In a note to clients, analysts at Oxford Economics said there were still few signs that the recent increase in layoff announcements, particularly in the tech sector, is translating into higher unemployment.

“Many announced layoffs are not happening, and those who have been laid off are quickly finding work elsewhere, reflecting the continuing imbalance between labor supply and demand,” the analysts wrote.

At its February meeting, the Fed raised its main policy rate by 25 basis points, the eighth consecutive rate hike in its year-long battle against stubborn inflation. With recent data showing that these rate hikes have done little to bring inflation down let alone cool the economy and labor market, many analysts expected the Fed to raise its rates another half point when it meets next week.

However, the second and third largest bank failures in US history over the past week – which have been blamed largely on rising interest rates – have led some economists to believe that officials will move more lightly next week and raise its rate by 25 basis points or maybe not at all.

The central bank’s benchmark rate is now in a range of 4.5% to 4.75%, its highest level in 15 years. Prior to the banking sector turmoil that began last week, the Fed had signaled that two more rate hikes were likely this year. Some analysts had even forecast three increases that could push the bottom of this rate to 5.5%.

Fed rate hikes are meant to cool the economy, labor market and wages, stifling prices. But so far, none of that has happened, at least not to the extent the central bank had hoped.

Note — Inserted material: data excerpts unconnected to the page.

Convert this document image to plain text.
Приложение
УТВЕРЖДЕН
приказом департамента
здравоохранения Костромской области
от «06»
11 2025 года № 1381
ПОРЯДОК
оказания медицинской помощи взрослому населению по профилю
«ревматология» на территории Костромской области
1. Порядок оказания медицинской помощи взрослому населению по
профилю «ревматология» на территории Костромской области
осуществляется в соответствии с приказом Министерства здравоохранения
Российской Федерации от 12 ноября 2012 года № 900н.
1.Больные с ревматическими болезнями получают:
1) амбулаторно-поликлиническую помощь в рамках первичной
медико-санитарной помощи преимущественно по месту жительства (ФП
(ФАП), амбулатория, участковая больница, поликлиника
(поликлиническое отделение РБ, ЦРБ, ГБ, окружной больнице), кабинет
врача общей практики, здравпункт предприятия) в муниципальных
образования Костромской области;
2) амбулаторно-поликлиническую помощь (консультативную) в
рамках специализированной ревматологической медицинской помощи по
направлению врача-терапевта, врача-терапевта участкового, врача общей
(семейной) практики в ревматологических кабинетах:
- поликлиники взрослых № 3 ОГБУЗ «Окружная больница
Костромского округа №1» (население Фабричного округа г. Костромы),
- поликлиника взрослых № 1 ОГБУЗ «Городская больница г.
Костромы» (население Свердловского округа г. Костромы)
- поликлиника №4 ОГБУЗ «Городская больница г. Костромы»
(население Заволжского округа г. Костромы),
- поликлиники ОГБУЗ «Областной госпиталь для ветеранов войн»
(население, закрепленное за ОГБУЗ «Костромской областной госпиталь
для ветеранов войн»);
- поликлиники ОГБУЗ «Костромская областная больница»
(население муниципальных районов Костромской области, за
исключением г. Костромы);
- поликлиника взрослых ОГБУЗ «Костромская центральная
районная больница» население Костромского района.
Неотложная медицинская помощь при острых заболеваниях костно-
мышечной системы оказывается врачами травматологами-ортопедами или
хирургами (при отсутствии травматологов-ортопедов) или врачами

Inflation remains more than double the Fed’s 2% target, and the economy is growing and creating jobs at a healthy pace.

Last month, the government announced that employers added 311,000 jobs in February, less than January’s huge gain, but enough to keep pressure on the Federal Reserve to aggressively raise interest rates to fight against inflation. The unemployment rate fell to 3.6% from a 53-year low of 3.4%.

Fed policymakers have forecast the jobless rate to reach 4.6% by the end of this year, a sizable increase historically associated with recessions.

Although the U.S. job market remains strong, layoffs are on the rise in the tech sector, where many companies have overhired after a pandemic boom. IBM, Microsoft, Amazon, Salesforce, Twitter and DoorDash have all announced layoffs in recent months.

Earlier this week, Facebook parent Meta said it was cutting another 10,000 jobs, in addition to the 11,000 cut in November. The social media giant also said it would not fill 5,000 vacancies.

The real estate sector was the hardest hit by the Fed’s interest rate hikes. Rising mortgage rates – which are up nearly 7% again in recent weeks – have slowed home sales for 12 straight months. That’s almost in line with the Fed’s rate hikes that began last March.

About 1.68 million people were receiving unemployment assistance in the week ending March 4, down 29,000 from the previous week. This number is close to pre-pandemic levels.